The team's previous work suggested that DWORF works by displacing a molecule that inhibits SERCA, called phospholamban (PLN). To investigate this further, they engineered mice to have higher levels of DWORF and/or PLN in the heart and then studied the effects.
They found that the engineered mice and normal mice had similar cardiac function and structure, but the mice engineered to have higher levels of DWORF showed enhanced calcium cycling. Conversely, heart muscle cells from the mice with higher levels of PLN showed the opposite and had reduced contractility. In the mice engineered to have high levels of both DWORF and PLN, the adverse effects of excess PLN were completely prevented, suggesting that DWORF could protect against its pathological activity.
To investigate this further, the team looked at the effects of increasing the levels of DWORF in mice with dilated cardiomyopathy—a condition in which the heart becomes large and cannot pump properly. When studied by echocardiography, the mice with cardiomyopathy had reduced contraction power in the left ventricle of the heart as shown by a lower ejection fraction (the amount of blood ejected from the heart chamber with each contraction). By contrast, the mice with higher levels of DWORF had significantly improved left ventricular function. Mice that had DWORF removed entirely had even more of a decline in heat function than the normal mice with cardiomyopathy.
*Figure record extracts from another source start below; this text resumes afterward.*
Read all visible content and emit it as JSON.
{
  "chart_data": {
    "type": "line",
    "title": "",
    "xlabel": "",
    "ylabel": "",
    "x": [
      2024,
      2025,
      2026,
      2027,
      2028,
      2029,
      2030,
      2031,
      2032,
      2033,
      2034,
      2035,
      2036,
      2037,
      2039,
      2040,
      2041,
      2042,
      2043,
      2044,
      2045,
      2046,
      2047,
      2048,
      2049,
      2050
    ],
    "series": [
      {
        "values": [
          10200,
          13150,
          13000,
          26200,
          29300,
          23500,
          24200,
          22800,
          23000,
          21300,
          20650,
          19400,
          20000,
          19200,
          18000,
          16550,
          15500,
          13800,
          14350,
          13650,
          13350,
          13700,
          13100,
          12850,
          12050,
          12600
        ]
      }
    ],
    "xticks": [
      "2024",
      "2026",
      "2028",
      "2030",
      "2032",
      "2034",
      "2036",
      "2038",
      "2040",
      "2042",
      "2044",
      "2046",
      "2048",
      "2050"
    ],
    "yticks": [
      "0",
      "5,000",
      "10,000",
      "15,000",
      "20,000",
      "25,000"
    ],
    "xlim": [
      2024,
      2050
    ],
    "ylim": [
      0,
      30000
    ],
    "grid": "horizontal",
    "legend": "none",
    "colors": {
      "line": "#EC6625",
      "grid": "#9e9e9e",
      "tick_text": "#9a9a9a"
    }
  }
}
High levels of DWORF also prevented the physical hallmarks of cardiomyopathy in the mice—the enlargement of heart chambers, thinning of the chamber wall, and increase in the volume of heart muscle cells. The build-up of scar tissue in the heart is also characteristic of myopathy, and this was also prevented in the mice with elevated levels of DWORF. Taken together, the results show that DWORF can prevent both the functional and structural effects of cardiomyopathy in mice.
"Previous attempts to restore SERCA to protect against heart failure have been unsuccessful because they have focused on increasing levels of SERCA itself," explains senior author Eric Olson, Professor in Stem Cell Research at UT Southwestern Medical Center. "We believe that increasing levels of DWORF instead may be more feasible, and that the small size of the DWORF molecule could make it an attractive candidate for a gene therapy drug for heart failure."